What information do you consider essential? I use Daily Racing Program, because it has pace figures. John Walsh (director of simulcasting at Hawthorne) printed out the Friday past performances for me before I left, and I did the work on the plane going out there. He helped me download the Saturday PP’s for Daily Racing Program, but I got such a late start that I ended up with a lot of optional plays late in the day, and it turned out that helped a lot. If I had fired with my optional plays earlier, I could have lost. I’ve been reading the Racing Form since I was in grade school. I’m not a sheet player. I don’t have a computer program. I just feel comfortable with my own handicapping.

Do you use speed figures or rely on trip notes? I have a friend who does figs for Chicago, and I do trip notes, and we share information. I have faith in his figs, and he has faith in my trips. But we just stick to Chicago.

How often do you go to the track? Every day. I love Chicago – Hawthorne and Arlington. I live closer to Hawthorne, but both are within a half-hour’s drive for me. There might be an occasion where something keeps me from the track, like doing stuff with my daughter, or we’re on vacation, but normally, day-in and day-out, I’m there live.

What was the first track you attended? Probably Sportsman’s Park, which was the best track. Unfortunately, it’s gone.

Why was it the best track? It was a bullring, so the horses were right on top of you. I started going there when I was about 8 years old. My father went all the time, and my grandfather, too. My dad liked to go to the track, and I liked to go with him.

So you’ve been a fan about as long as you can remember? I missed the first week of fifth grade because I hit a $3,000 trifecta at Detroit. I was up there with my dad. At my eighth grade graduation, the principal saw me and said, “You’re here? The track’s open. I thought you’d be at the track.” It was common practice for me to leave school at lunch and not come back, because I would go to the track.

Who were your influences as a handicapper? My dad always bet favorites over value, so I had to overcome that mindset. I just learned from other people at the track. In this game, you’re always learning. And if you don’t work, you pay the price.

Who is your favorite horse of all-time? Cigar. Being a trip guy, I never thought he got enough recognition for the trips he had. Every race, they’d just put him in the middle of the track, like they were saying, “We don’t care how many lengths we have to give up.” He was an amazing horse.

Favorite jockey? Growing up, William Gavidia. I remember him signing a program for me on a horse I won a bet on named Taxi Driver. I don’t get too attached to jockeys now. You really can’t as a gambler.

Will having won all this money change how often you go to the track? No. That’s what I do. I know it’s a lot of money, but after taxes, it’s not enough to retire on. I still have a daughter I have to raise. I love my job. I like getting up and having a challenge every day. I was never really good at taking orders. When I come home, win or lose, I only have myself to blame.

How much time do you put in to your work each day? An average day is 12 hours. It’s not a four- or five-hour day at all. You’ve got to stay disciplined and keep working.

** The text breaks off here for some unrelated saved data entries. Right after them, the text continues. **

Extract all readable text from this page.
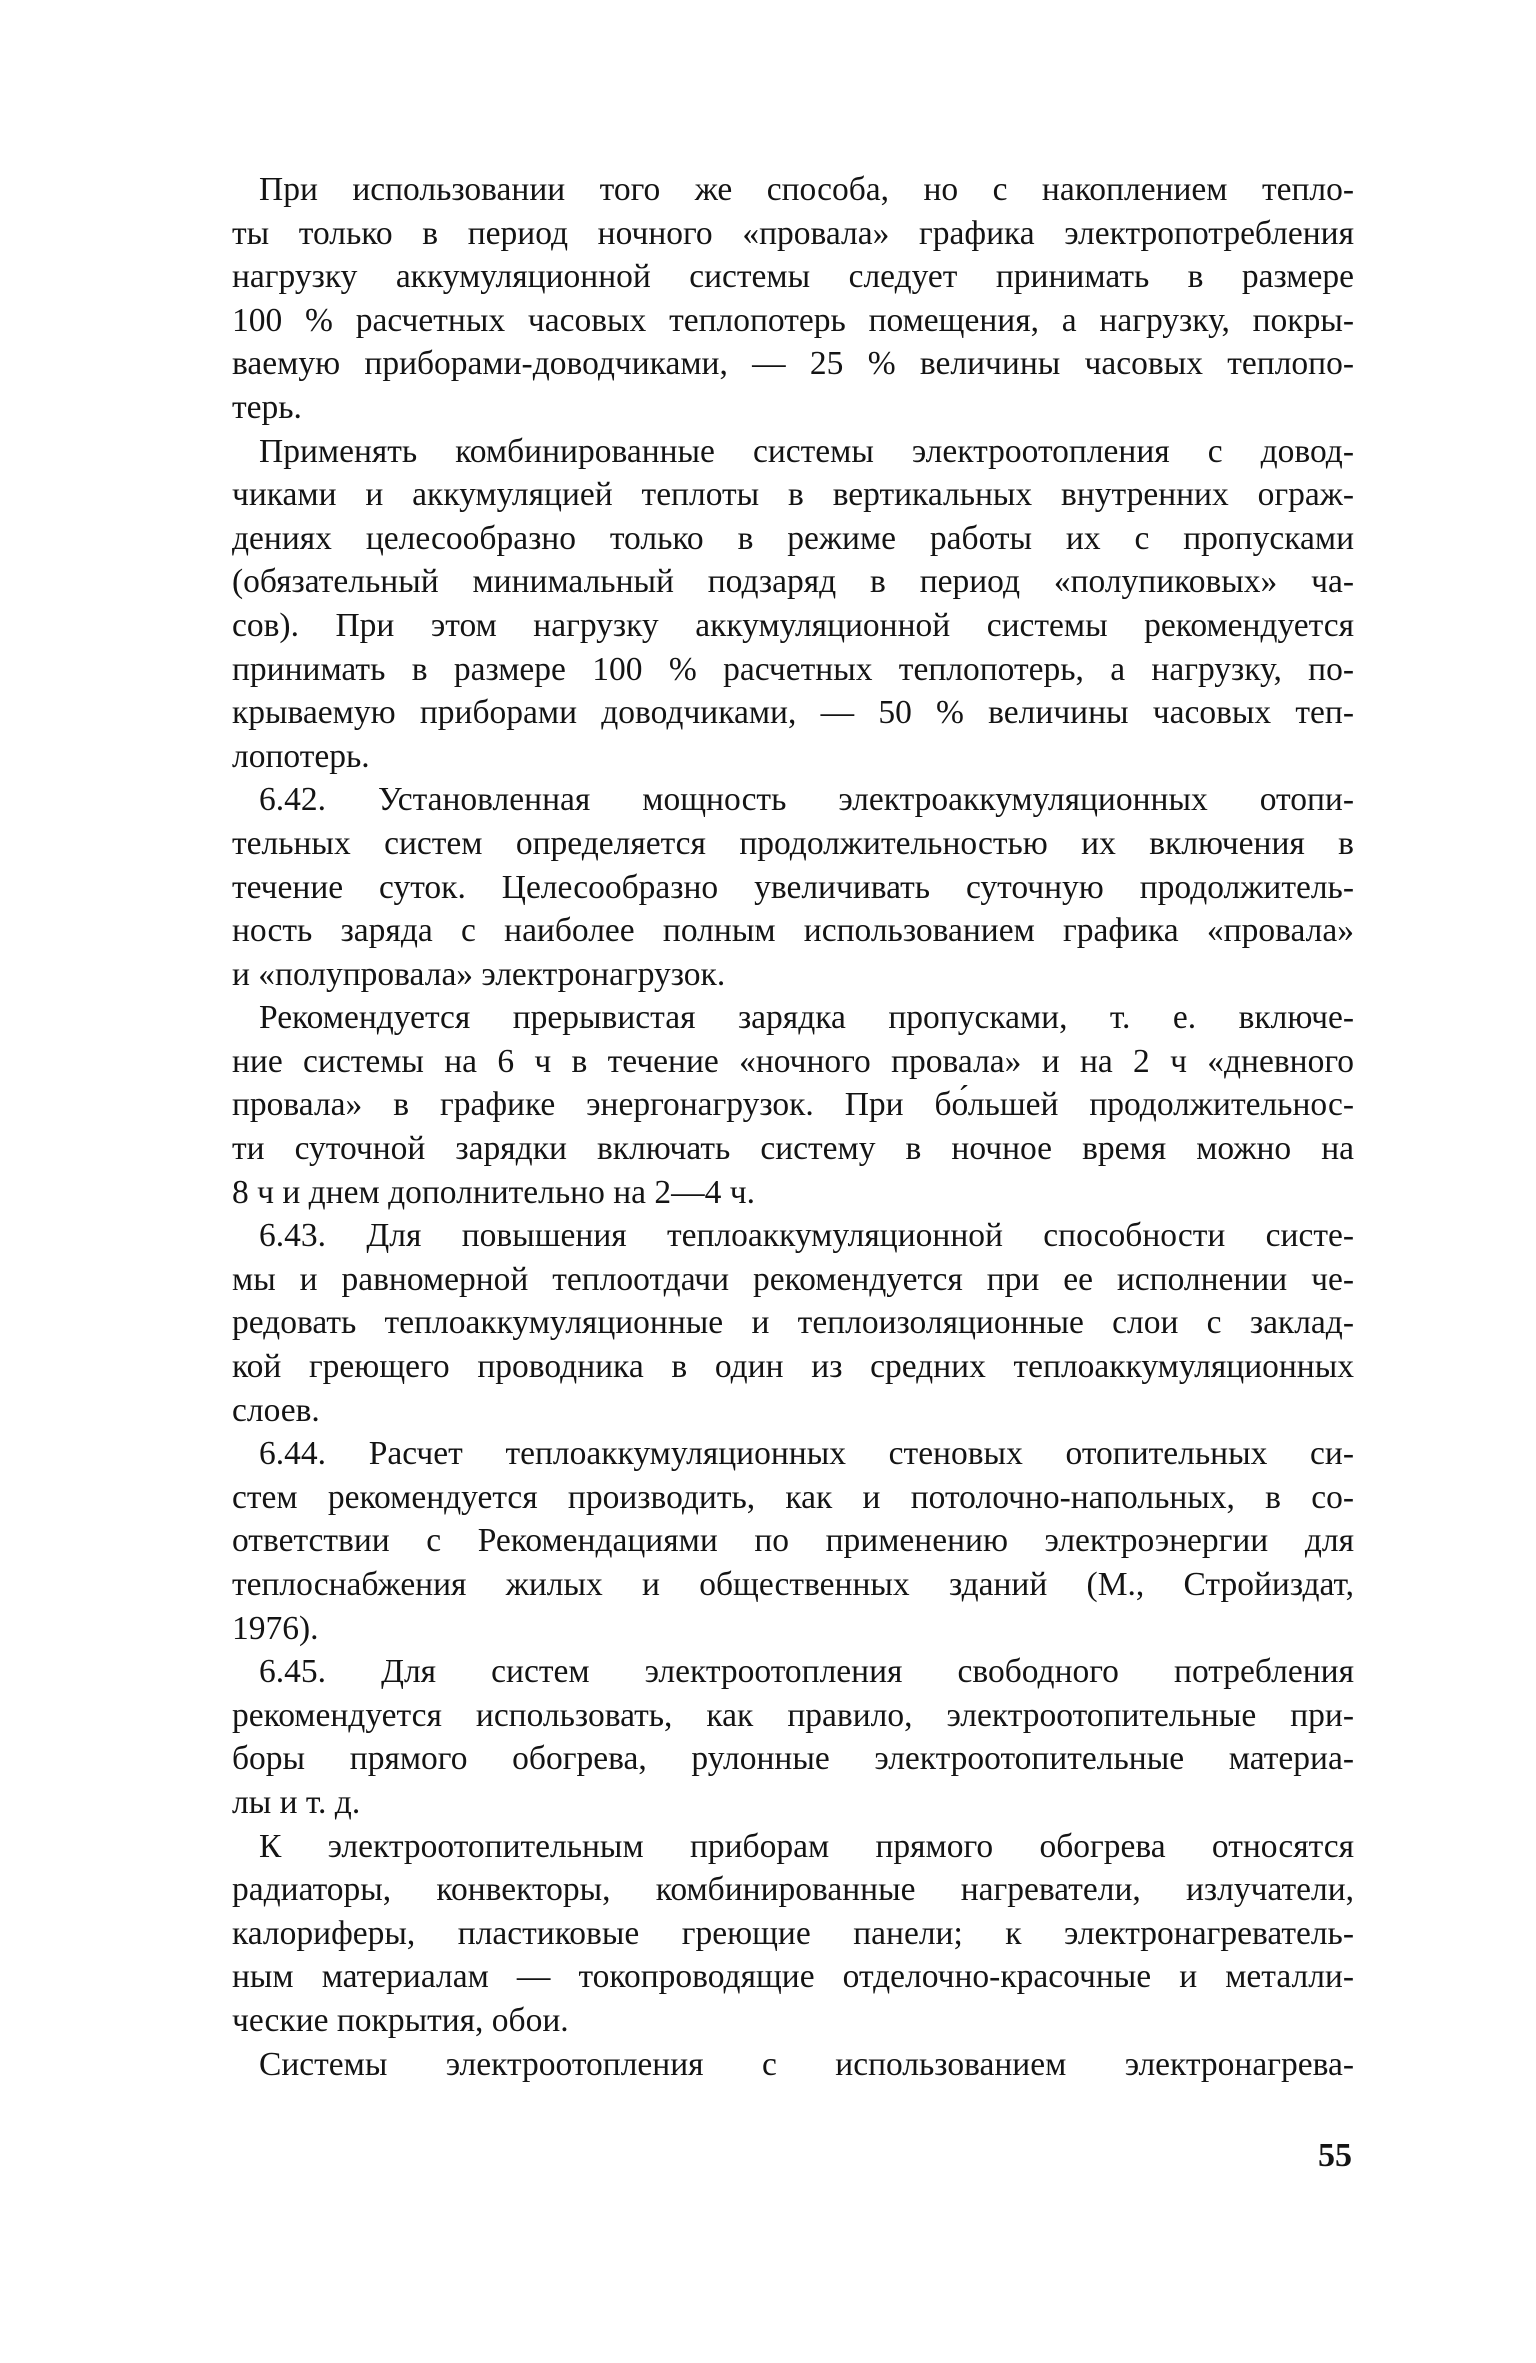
При использовании того же способа, но с накоплением тепло-
ты только в период ночного «провала» графика электропотребления
нагрузку аккумуляционной системы следует принимать в размере
100 % расчетных часовых теплопотерь помещения, а нагрузку, покры-
ваемую приборами-доводчиками, — 25 % величины часовых теплопо-
терь.

Применять комбинированные системы электроотопления с довод-
чиками и аккумуляцией теплоты в вертикальных внутренних ограж-
дениях целесообразно только в режиме работы их с пропусками
(обязательный минимальный подзаряд в период «полупиковых» ча-
сов). При этом нагрузку аккумуляционной системы рекомендуется
принимать в размере 100 % расчетных теплопотерь, а нагрузку, по-
крываемую приборами доводчиками, — 50 % величины часовых теп-
лопотерь.

6.42. Установленная мощность электроаккумуляционных отопи-
тельных систем определяется продолжительностью их включения в
течение суток. Целесообразно увеличивать суточную продолжитель-
ность заряда с наиболее полным использованием графика «провала»
и «полупровала» электронагрузок.

Рекомендуется прерывистая зарядка пропусками, т. е. включе-
ние системы на 6 ч в течение «ночного провала» и на 2 ч «дневного
провала» в графике энергонагрузок. При бо́льшей продолжительнос-
ти суточной зарядки включать систему в ночное время можно на
8 ч и днем дополнительно на 2—4 ч.

6.43. Для повышения теплоаккумуляционной способности систе-
мы и равномерной теплоотдачи рекомендуется при ее исполнении че-
редовать теплоаккумуляционные и теплоизоляционные слои с заклад-
кой греющего проводника в один из средних теплоаккумуляционных
слоев.

6.44. Расчет теплоаккумуляционных стеновых отопительных си-
стем рекомендуется производить, как и потолочно-напольных, в со-
ответствии с Рекомендациями по применению электроэнергии для
теплоснабжения жилых и общественных зданий (М., Стройиздат,
1976).

6.45. Для систем электроотопления свободного потребления
рекомендуется использовать, как правило, электроотопительные при-
боры прямого обогрева, рулонные электроотопительные материа-
лы и т. д.

К электроотопительным приборам прямого обогрева относятся
радиаторы, конвекторы, комбинированные нагреватели, излучатели,
калориферы, пластиковые греющие панели; к электронагреватель-
ным материалам — токопроводящие отделочно-красочные и металли-
ческие покрытия, обои.

Системы электроотопления с использованием электронагрева-

55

The report I got on you was that you weren’t very talkative, but those PP’s are incorrect: I’m not really comfortable doing this. I enjoy gambling. I enjoy my work. A lot of people at the track like to talk, but it’s not a social event for me. I think some people at the track think I think I’m above them, but that’s not it at all. I’m there to work. I really don’t like talking about myself. But I guess you couldn’t tell from this conversation.

Have you found a societal stigma to being a horseplayer, as opposed to playing the stock market, which, if you ask me, is far more ripe for chicanery? It’s a shame horseplayers get looked down on, like we’re the equivalent of drug dealers. We’re not doing anything illegal. I remember in high school going out with a girl, and when her parents found out I was into the racetrack, they were like, “He goes where?” If I played the stock market, people would say, “Oh, you have a great job.” That’s accepted. To the general public, horse playing is not accepted, and that’s too bad. I haven’t lived high on the hog, but I’ve kept a roof over my head and always been able to pay bills.